KANSAS – The Prelude Implicit

KANSAS – The Prelude Implicit

This classic progressive rock band Kansas returns with their first studio album since 2000’s "Somewhere to Elsewhere". Now that vocalist/keyboardist Steve Walsh has retired and new vocalist Ronnie Platt has settled in, the band feel energized to create a new set of original material. Which can be a bold proposition, considering the main songwriters Kerry Livgren and Steve Walsh are no longer an active part of the group – but when you have this solid crew of musicians here, fears subside as this is a mature platter full of the rich, vibrant melodies and musicianship we’ve come to know and love from the band.

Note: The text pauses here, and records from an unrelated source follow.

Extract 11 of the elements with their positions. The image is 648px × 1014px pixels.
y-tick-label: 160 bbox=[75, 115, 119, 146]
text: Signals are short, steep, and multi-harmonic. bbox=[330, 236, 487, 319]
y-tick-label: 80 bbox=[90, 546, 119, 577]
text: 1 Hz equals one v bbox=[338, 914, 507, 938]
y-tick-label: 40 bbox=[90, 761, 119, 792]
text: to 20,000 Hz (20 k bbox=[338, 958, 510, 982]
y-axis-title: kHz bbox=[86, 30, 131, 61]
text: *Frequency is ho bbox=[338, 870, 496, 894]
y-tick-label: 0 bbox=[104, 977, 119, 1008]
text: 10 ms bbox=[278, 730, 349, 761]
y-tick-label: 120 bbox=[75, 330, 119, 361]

Right out of the gate "With This Heart" recalls more of the John Elefante years of the band, a radio-friendly number driven by a more Native American-theme musical arrangement and Ronnie carrying the chorus with uplifting charm and respectful emotion. A Beatles-esque vibe with the violin and keyboard work makes "Visibility Zero" another charmer, guitarist Rich Williams weaving in and out of the playful David Ragsdale violin strains. As the record plays forward, you get a lot of different dynamic textures – almost as homage to a lot of the great contemporaries of their heydays. The Eagles certainly comes to the forefront of my mind for the ballad "The Unsung Heroes", while also looking back at their own "Leftoverture" through "Monolith" high points on the 8:18 epic "The Voyage of Eight Eighteen". Kansas may not necessarily be dazzling in terms of speedier intricacies – their progressive nature comes out in the interplay combinations and part to part consistencies.

Those who worry about Ronnie’s range need to check out "Rhythm in the Spirit" and the powerful "Summer". He can hit the Steve falsettos and also bridge the Elefante AOR years of the band – he’s proving to do the classic material justice, so hopefully the Kansas legions give him a fair shot. The band appear comfortable to reign in those melodies with stellar progressive rock intuition – just in a more mature mid-tempo fashion. It’s difficult to assess at ten to fifteen playbacks in where "The Prelude Implicit" sits in the overall Kansas catalog – but it’s definitely as strong as the best 70’s records in their discography, and will gain much praise from the music community.

Welcome back, let’s hope there are a couple more studio records down the road.